Why is it necessary to limit the speed of the lathe? There are two answers to this – one is to limit vibration for an out of balance piece and this may be the over-riding factor if the balance is significant. The second answer is that rotating anything introduces centrifugal force which is trying to pull the object apart. If there are any flaws in the wood (noticeable or otherwise) excessive speed may cause enough centrifugal force to cause the work piece to break up. This would lead to potentially large and heavy pieces of wood becoming projectiles – causing damage to anything and anyone in their path so be warned! It is also worth bearing in mind that the centrifugal force generated by the rotation of the work piece is proportional to the square of the speed (rpm’s). This means that doubling the speed would result in four times the centrifugal force; trebling the speed would result in nine times the centrifugal force and so on. It’s easy to see how excessive speed can lead to an accident.

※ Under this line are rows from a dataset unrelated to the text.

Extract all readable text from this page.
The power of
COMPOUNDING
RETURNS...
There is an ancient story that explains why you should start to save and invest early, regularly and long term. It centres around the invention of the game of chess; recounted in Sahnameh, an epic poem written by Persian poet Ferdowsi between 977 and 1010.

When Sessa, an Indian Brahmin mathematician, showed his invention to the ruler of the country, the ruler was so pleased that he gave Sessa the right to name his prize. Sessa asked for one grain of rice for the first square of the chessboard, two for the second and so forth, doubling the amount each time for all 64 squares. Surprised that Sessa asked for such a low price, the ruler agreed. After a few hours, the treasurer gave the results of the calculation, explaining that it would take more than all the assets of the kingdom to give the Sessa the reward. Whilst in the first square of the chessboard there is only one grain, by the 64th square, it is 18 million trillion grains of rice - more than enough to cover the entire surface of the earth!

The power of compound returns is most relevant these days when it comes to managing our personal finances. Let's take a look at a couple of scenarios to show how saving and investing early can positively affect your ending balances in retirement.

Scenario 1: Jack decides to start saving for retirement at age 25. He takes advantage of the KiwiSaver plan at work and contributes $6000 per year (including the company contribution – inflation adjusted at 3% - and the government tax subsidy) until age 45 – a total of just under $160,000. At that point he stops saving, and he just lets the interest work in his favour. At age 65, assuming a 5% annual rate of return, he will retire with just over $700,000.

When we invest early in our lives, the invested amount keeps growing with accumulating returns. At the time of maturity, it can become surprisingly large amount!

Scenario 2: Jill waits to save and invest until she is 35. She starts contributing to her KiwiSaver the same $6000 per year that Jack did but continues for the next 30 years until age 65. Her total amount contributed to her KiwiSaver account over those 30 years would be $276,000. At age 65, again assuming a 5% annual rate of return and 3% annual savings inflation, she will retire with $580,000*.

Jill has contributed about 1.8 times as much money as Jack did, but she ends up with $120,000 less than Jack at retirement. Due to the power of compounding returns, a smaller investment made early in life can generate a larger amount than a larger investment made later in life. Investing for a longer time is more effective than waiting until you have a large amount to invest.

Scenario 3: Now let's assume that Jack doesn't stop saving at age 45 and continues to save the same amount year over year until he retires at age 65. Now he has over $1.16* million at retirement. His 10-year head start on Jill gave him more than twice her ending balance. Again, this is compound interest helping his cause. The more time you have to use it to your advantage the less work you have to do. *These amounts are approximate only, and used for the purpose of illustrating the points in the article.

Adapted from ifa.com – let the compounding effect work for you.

## Calculate the right speed

How do I calculate a safe speed to run the lathe? The answer to this one is fairly simple – if you work in imperial measurements, divide 6000 by the diameter of the work piece in inches to calculate the low rpm and divide 9000 for the high rpm. For example, a 3 inch diameter work piece would result in a speed of between 2000 and 3000 rpm and for a 10 inch diameter work piece the speed would be between 600 and 900rpm. If you want to keep this simple, just use divide into 6000 (ignore the 9000 bit!).

If you work in metric measurements, divide 15000 by the diameter of the work piece in centimeters to calculate the rpm. Below are example speeds for a range of diameters up to 24 inches.

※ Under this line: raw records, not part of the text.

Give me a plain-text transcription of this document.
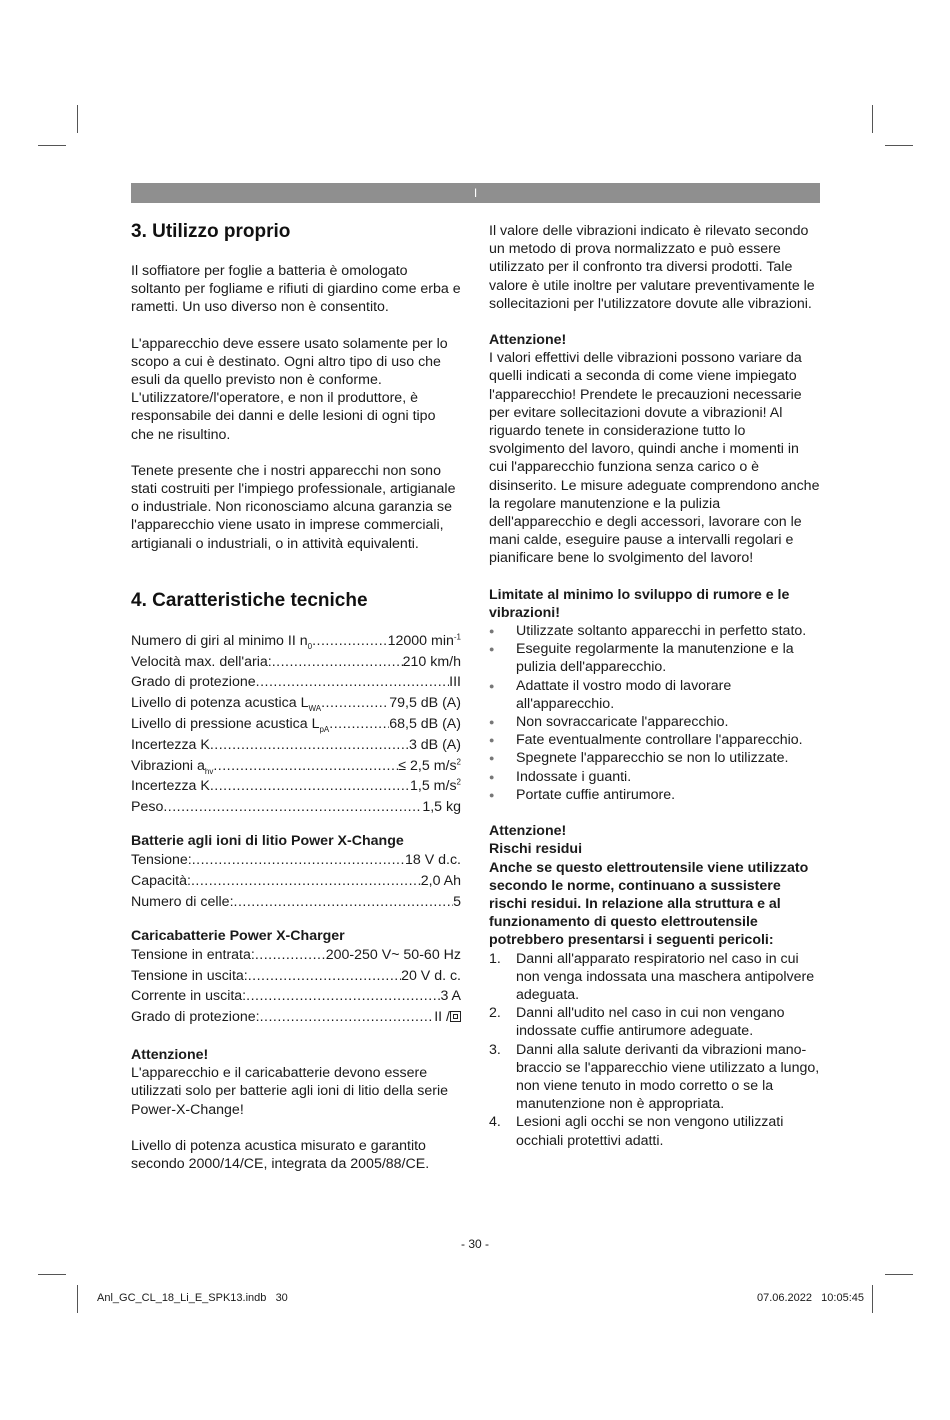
I
3. Utilizzo proprio

Il soffiatore per foglie a batteria è omologato soltanto per fogliame e rifiuti di giardino come erba e rametti. Un uso diverso non è consentito.

L'apparecchio deve essere usato solamente per lo scopo a cui è destinato. Ogni altro tipo di uso che esuli da quello previsto non è conforme. L'utilizzatore/l'operatore, e non il produttore, è responsabile dei danni e delle lesioni di ogni tipo che ne risultino.

Tenete presente che i nostri apparecchi non sono stati costruiti per l'impiego professionale, artigianale o industriale. Non riconosciamo alcuna garanzia se l'apparecchio viene usato in imprese commerciali, artigianali o industriali, o in attività equivalenti.

4. Caratteristiche tecniche
Numero di giri al minimo II $n_0$ .....	12000 $\min^{-1}$
Velocità max. dell'aria: .....	210 km/h
Grado di protezione .....	III
Livello di potenza acustica $L_{WA}$ .....	79,5 dB (A)
Livello di pressione acustica $L_{pA}$ .....	68,5 dB (A)
Incertezza K .....	3 dB (A)
Vibrazioni $a_{hv}$ .....	≤ 2,5 $m/s^2$
Incertezza K .....	1,5 $m/s^2$
Peso .....	1,5 kg

Batterie agli ioni di litio Power X-Change

Tensione: .....	18 V d.c.
Capacità: .....	2,0 Ah
Numero di celle: .....	5

Caricabatterie Power X-Charger

Tensione in entrata: .....	200-250 V~ 50-60 Hz
Tensione in uscita: .....	20 V d. c.
Corrente in uscita: .....	3 A
Grado di protezione: .....	II /

Attenzione!

L'apparecchio e il caricabatterie devono essere utilizzati solo per batterie agli ioni di litio della serie Power-X-Change!

Livello di potenza acustica misurato e garantito secondo 2000/14/CE, integrata da 2005/88/CE.

Il valore delle vibrazioni indicato è rilevato secondo un metodo di prova normalizzato e può essere utilizzato per il confronto tra diversi prodotti. Tale valore è utile inoltre per valutare preventivamente le sollecitazioni per l'utilizzatore dovute alle vibrazioni.

Attenzione!

I valori effettivi delle vibrazioni possono variare da quelli indicati a seconda di come viene impiegato l'apparecchio! Prendete le precauzioni necessarie per evitare sollecitazioni dovute a vibrazioni! Al riguardo tenete in considerazione tutto lo svolgimento del lavoro, quindi anche i momenti in cui l'apparecchio funziona senza carico o è disinserito. Le misure adeguate comprendono anche la regolare manutenzione e la pulizia dell'apparecchio e degli accessori, lavorare con le mani calde, eseguire pause a intervalli regolari e pianificare bene lo svolgimento del lavoro!

Limitate al minimo lo sviluppo di rumore e le vibrazioni!

● Utilizzate soltanto apparecchi in perfetto stato.
● Eseguite regolarmente la manutenzione e la pulizia dell'apparecchio.
● Adattate il vostro modo di lavorare all'apparecchio.
● Non sovraccaricate l'apparecchio.
● Fate eventualmente controllare l'apparecchio.
● Spegnete l'apparecchio se non lo utilizzate.
● Indossate i guanti.
● Portate cuffie antirumore.

Attenzione!

Rischi residui

Anche se questo elettroutensile viene utilizzato secondo le norme, continuano a sussistere rischi residui. In relazione alla struttura e al funzionamento di questo elettroutensile potrebbero presentarsi i seguenti pericoli:

1. Danni all'apparato respiratorio nel caso in cui non venga indossata una maschera antipolvere adeguata.
2. Danni all'udito nel caso in cui non vengano indossate cuffie antirumore adeguate.
3. Danni alla salute derivanti da vibrazioni mano-braccio se l'apparecchio viene utilizzato a lungo, non viene tenuto in modo corretto o se la manutenzione non è appropriata.
4. Lesioni agli occhi se non vengono utilizzati occhiali protettivi adatti.
- 30 -
Anl_GC_CL_18_Li_E_SPK13.indb   30	07.06.2022   10:05:45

Workpiece Diameter (inches) | Speed (rpm) | Speed 2 (rpm) |
---|---|---|

1 | 6000 | |

2 | 3000 | 4500 |

3 | 2000 | 3000 |

4 | 1500 | 2250 |

5 | 1200 | 1800 |

6 | 1000 | 1500 |

7 | 857 | 1286 |

8 | 750 | 1125 |

9 | 667 | 1000 |

10 | 600 | 900 |

11 | 545 | 818 |

12 | 500 | 750 |

13 | 462 | 692 |

14 | 429 | 643 |

15 | 400 | 600 |

16 | 375 | 562 |

17 | 353 | 529 |

18 | 333 | 500 |

19 | 316 | 474 |

20 | 300 | 450 |

21 | 286 | 429 |

22 | 273 | 409 |

23 | 261 | 391 |

24 | 250 | 375 |

The graph shows speed against diameter (in inches). For any diameter, pick a speed between the two lines.

## What if there is vibration?

As mentioned earlier, the overriding consideration is keeping vibration to a minimum by limiting the lathe speed so in the case of severe vibration (usually caused by an out of balance work piece), keep the speed low enough to keep vibration to a minimum. This may be considerably less than the calculated safe speed.